My point is that beginners should not look at tutorials as being the end product, but a way to get to the end product. I am very thankful for my MPG calculator i made my first week of college. It got me to the second week of college. There were times early on that when I wanted to make a simple little program to do something dumb like take a number someone gave me and do something entirely different with it, i often had to look at my MPG calculator to remember how i implemented certain concepts.

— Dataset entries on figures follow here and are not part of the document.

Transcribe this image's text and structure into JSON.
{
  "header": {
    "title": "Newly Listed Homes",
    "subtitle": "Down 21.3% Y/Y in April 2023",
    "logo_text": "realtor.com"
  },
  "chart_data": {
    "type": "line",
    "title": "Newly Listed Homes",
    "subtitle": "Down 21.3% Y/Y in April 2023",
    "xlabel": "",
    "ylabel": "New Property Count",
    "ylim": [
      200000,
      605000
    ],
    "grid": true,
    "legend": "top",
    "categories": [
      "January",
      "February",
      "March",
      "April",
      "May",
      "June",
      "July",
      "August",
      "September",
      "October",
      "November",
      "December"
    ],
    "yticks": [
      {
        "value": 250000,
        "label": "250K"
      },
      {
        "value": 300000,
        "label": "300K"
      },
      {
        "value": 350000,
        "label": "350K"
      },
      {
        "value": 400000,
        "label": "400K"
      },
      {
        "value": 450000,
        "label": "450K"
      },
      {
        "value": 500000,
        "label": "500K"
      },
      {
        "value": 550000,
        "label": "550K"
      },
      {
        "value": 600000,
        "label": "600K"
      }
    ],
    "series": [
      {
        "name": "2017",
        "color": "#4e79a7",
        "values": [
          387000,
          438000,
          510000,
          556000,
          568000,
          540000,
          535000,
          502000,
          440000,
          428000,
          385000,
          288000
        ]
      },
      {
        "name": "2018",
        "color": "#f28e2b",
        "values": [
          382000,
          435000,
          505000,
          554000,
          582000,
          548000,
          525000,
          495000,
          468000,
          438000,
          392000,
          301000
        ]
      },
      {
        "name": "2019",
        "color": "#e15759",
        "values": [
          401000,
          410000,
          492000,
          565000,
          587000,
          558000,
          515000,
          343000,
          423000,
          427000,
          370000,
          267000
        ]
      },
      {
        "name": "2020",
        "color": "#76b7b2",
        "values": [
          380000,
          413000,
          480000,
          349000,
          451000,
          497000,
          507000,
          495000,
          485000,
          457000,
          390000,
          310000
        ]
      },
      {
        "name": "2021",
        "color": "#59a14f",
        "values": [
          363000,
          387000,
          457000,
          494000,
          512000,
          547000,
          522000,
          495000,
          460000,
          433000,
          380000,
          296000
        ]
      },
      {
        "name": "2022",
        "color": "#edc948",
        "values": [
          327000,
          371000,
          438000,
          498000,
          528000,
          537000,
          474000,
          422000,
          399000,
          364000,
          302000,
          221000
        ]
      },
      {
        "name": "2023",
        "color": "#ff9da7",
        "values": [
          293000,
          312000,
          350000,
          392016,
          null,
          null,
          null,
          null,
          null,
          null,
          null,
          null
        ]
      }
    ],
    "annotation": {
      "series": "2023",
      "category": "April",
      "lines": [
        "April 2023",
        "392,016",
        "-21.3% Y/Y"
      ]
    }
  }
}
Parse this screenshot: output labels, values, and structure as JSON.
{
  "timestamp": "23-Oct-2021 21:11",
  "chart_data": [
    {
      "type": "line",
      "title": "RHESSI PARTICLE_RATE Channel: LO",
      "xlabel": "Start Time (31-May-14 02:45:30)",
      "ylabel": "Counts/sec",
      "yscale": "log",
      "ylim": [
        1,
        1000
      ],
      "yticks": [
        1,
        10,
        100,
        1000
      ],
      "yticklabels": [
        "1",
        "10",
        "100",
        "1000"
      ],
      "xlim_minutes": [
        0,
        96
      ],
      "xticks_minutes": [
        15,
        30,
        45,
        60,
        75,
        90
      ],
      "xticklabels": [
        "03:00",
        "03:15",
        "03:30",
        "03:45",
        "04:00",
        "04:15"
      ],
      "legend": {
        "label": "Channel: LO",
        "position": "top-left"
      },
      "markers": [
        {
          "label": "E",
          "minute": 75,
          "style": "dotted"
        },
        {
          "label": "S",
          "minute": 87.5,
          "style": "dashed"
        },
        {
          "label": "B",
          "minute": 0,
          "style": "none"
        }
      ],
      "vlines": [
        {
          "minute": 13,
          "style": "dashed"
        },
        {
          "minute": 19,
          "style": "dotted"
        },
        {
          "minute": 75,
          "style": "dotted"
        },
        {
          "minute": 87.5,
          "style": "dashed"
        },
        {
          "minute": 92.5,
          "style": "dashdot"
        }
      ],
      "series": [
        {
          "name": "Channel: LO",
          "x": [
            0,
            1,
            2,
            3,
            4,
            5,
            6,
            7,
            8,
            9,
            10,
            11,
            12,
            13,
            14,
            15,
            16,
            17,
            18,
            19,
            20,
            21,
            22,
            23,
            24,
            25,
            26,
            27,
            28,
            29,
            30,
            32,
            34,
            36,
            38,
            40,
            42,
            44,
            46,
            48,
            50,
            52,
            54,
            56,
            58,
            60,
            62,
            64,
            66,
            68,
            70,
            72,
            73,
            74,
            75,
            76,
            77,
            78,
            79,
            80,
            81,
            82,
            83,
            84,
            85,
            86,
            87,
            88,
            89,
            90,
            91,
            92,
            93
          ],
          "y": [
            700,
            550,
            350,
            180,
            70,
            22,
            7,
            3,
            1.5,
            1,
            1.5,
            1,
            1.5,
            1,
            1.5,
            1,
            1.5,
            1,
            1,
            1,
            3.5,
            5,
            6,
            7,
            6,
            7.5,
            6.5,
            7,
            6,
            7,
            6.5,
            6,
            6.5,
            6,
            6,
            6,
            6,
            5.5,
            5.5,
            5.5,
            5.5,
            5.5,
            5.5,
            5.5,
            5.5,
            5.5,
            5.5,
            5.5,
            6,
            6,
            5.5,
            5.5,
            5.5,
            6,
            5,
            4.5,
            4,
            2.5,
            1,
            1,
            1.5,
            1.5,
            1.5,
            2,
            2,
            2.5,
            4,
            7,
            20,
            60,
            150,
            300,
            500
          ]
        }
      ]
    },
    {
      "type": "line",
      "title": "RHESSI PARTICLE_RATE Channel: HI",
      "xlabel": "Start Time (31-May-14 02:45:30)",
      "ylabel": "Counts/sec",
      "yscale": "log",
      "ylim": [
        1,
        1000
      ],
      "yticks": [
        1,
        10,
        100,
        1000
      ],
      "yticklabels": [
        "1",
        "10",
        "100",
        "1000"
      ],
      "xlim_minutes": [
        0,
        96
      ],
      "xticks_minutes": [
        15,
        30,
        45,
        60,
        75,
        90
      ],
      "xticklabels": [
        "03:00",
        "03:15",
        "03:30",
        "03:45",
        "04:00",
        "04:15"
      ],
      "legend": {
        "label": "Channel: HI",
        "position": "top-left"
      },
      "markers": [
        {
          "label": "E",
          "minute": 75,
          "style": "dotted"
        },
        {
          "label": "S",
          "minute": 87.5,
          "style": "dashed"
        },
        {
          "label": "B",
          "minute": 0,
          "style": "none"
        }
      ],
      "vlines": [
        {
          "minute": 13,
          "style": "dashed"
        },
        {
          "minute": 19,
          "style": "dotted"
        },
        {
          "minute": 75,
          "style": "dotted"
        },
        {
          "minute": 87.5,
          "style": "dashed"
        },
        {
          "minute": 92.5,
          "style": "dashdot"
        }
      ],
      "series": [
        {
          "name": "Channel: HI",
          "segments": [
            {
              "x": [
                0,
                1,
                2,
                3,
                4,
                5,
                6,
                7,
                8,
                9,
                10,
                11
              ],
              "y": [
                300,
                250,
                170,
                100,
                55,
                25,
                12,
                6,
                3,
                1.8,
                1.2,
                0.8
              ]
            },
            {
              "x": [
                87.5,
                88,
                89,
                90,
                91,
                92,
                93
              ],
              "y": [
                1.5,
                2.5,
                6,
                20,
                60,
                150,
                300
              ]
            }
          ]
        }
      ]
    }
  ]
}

What I see with people who post in the way i'm referring to their To do app or their calculator is that they don't know the concept they just implemented, or what that could get them in the future. and these are mainly hobbyists anyway. Thus, the best way to learn as a hobbyist? Make something that helps you. You'll learn far more in setting out to make something that solves your own problem than by solving a problem that's been solved already by everyone. Often in solving your own problem you have to reference the tutorials that do explain how to create a todo list app. but if you go to it not knowing what you want to do when you're done, all you'll have is a todo list app. if you go to it knowing you want to implement a list system in X language, you'll leave most likely knowing how to implement a list system in X language.

I'm pointing out a fundamental problem with tutorials, not necessarily a problem with those who do them.

It's clear it's become a bigger problem than just tutorials as well. Because you have people who are more skilled, have had years of experience, and they're doing the same thing with covid trackers. It takes a little bit more skill to do so, but it's the same underlying problem: lack of know how to create original ideas.

I don't discount tutorials, I discount how we use them.